Self-Adaptive Multi-Agent LLM-Based Security Pattern Selection for IoT Systems
Saeid Jamshidi, Foutse Khomh, Carol Fung, Kawser Wazed Nafi
TLDR
ASPO uses multi-agent LLMs and deterministic optimization for self-adaptive, resource-efficient security pattern selection in IoT edge systems.
Key contributions
- Introduces ASPO, a self-adaptive multi-agent system for IoT security pattern selection using LLMs and deterministic enforcement.
- Separates LLM-based stochastic decision generation from deterministic execution for conflict-free and resource-feasible mitigations.
- Achieves 100% conflict-free activation and consistent resource feasibility in edge IoT security decisions.

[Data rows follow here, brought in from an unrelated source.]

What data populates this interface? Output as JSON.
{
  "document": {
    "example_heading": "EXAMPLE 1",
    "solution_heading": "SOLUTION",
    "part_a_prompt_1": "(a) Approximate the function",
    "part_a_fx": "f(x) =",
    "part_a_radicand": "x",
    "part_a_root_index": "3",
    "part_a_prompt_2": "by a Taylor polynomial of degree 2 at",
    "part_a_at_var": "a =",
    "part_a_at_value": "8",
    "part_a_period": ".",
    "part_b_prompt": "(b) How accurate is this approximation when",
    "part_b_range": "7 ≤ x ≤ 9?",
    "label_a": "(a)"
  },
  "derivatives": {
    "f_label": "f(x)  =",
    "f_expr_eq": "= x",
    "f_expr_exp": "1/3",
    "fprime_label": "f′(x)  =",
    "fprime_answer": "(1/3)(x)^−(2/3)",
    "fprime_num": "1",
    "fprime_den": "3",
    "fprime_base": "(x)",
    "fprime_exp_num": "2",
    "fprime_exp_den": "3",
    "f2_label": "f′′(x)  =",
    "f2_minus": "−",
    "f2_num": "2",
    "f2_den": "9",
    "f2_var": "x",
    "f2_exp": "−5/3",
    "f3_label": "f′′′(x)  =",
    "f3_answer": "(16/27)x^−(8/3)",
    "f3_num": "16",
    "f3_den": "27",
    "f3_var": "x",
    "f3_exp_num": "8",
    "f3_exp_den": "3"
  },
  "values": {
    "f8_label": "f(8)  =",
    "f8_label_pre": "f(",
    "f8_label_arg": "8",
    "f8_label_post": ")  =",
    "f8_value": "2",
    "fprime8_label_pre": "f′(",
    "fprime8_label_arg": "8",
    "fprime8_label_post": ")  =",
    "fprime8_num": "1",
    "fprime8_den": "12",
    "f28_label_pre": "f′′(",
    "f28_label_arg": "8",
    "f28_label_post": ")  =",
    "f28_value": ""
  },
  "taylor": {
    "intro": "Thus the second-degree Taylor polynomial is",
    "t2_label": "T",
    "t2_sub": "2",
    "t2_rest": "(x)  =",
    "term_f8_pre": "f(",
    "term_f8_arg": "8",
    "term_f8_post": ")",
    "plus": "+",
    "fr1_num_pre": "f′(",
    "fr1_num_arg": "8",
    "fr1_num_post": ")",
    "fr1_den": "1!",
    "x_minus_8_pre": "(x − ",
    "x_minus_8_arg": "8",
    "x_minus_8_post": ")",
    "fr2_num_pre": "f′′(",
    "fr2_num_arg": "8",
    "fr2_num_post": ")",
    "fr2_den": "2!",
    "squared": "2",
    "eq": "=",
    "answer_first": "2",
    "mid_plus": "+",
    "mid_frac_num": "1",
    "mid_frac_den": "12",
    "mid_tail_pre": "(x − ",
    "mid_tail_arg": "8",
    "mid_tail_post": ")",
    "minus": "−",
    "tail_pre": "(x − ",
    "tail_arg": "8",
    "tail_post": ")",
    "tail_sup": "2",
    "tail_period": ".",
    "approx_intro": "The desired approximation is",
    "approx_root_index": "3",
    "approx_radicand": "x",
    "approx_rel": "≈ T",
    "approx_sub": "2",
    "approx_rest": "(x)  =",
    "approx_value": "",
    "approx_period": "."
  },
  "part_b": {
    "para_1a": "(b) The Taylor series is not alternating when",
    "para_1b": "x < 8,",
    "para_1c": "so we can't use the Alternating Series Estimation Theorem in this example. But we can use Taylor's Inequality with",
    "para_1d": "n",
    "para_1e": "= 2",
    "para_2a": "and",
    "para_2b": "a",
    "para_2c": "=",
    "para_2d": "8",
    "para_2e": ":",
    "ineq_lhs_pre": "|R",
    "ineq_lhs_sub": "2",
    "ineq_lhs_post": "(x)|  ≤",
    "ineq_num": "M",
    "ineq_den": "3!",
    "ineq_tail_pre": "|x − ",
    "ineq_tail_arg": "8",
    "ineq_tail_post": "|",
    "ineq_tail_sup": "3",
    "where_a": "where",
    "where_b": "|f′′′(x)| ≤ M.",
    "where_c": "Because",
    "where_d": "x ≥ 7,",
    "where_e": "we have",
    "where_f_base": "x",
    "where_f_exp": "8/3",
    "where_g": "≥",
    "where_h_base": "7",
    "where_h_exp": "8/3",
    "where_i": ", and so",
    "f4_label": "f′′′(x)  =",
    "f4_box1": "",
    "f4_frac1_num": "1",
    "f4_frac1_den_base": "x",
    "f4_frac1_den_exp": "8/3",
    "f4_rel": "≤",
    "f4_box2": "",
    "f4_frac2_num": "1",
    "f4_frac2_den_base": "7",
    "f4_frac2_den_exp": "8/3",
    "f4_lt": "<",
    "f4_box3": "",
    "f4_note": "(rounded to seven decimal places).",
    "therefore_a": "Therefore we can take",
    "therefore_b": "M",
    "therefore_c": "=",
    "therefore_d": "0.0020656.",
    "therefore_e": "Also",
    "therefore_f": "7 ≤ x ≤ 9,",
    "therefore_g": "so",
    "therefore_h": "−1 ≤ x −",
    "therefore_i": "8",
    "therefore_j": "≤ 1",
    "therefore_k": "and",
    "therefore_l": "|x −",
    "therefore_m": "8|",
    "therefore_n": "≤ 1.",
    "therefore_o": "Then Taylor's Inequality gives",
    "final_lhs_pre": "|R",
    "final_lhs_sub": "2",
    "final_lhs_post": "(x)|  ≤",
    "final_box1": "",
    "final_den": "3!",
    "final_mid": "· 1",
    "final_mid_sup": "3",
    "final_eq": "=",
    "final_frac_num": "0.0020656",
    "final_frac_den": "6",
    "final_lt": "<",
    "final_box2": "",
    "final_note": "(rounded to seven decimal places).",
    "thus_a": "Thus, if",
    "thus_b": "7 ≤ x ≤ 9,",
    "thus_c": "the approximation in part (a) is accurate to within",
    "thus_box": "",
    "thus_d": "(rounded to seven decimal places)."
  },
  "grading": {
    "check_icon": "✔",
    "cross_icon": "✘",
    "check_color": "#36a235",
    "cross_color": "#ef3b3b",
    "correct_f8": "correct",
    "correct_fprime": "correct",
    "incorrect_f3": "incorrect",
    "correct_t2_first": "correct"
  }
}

- Reduces extreme-case tail latency by 21.9% and energy overheads by 23.1% without increasing mean energy.
Why it matters
This paper addresses the critical need for adaptive, resource-efficient security in IoT edge systems. ASPO combines LLM-based reasoning with deterministic enforcement, ensuring conflict-free and resource-feasible security actions. It significantly reduces extreme-case latency and energy overheads, vital for practical IoT deployments.
Original Abstract
The adoption of Internet of Things (IoT) systems at the network edge of smart architectures is increasing rapidly, intensifying the need for security mechanisms that are both adaptive and resource-efficient. In such environments, runtime defence mechanisms are no longer limited to detection alone but become a resource-constrained task of selecting mitigation actions. Security controls must be carefully selected, combined, and executed under latency, energy, and computational constraints, while preventing unsafe interactions between controls. Existing approaches predominantly rely on static rule sets and learned policies, which provide limited guarantees of feasibility, conflict safety, and execution correctness in resource-constrained edge settings. To address this limitation, we introduce ASPO, a self-adaptive multi-agent security pattern selection that integrates Large Language Model (LLM)-based reasoning with deterministic enforcement within a MAPE-K control loop. ASPO explicitly separates stochastic decision generation from execution: LLM agents propose candidate mitigation portfolios, while a deterministic optimisation core enforces closed-world action integrity, conflict-free composition, and resource feasibility at every decision epoch. We deploy ASPO on a distributed edge-gateway testbed and evaluate it across two workloads, each comprising 500 and 1000 runtime security decisions, using replayed IoT attack traffic. In addition, the results demonstrate invariant safety properties, including 100% conflict-free activation, consistent resource feasibility across workloads, and stable pattern dominance with perfect rank preservation. Importantly, deeper decision exploration reduces extreme-case execution costs, compressing tail latency and energy overheads by 21.9% and 23.1%, respectively, without increasing mean energy consumption.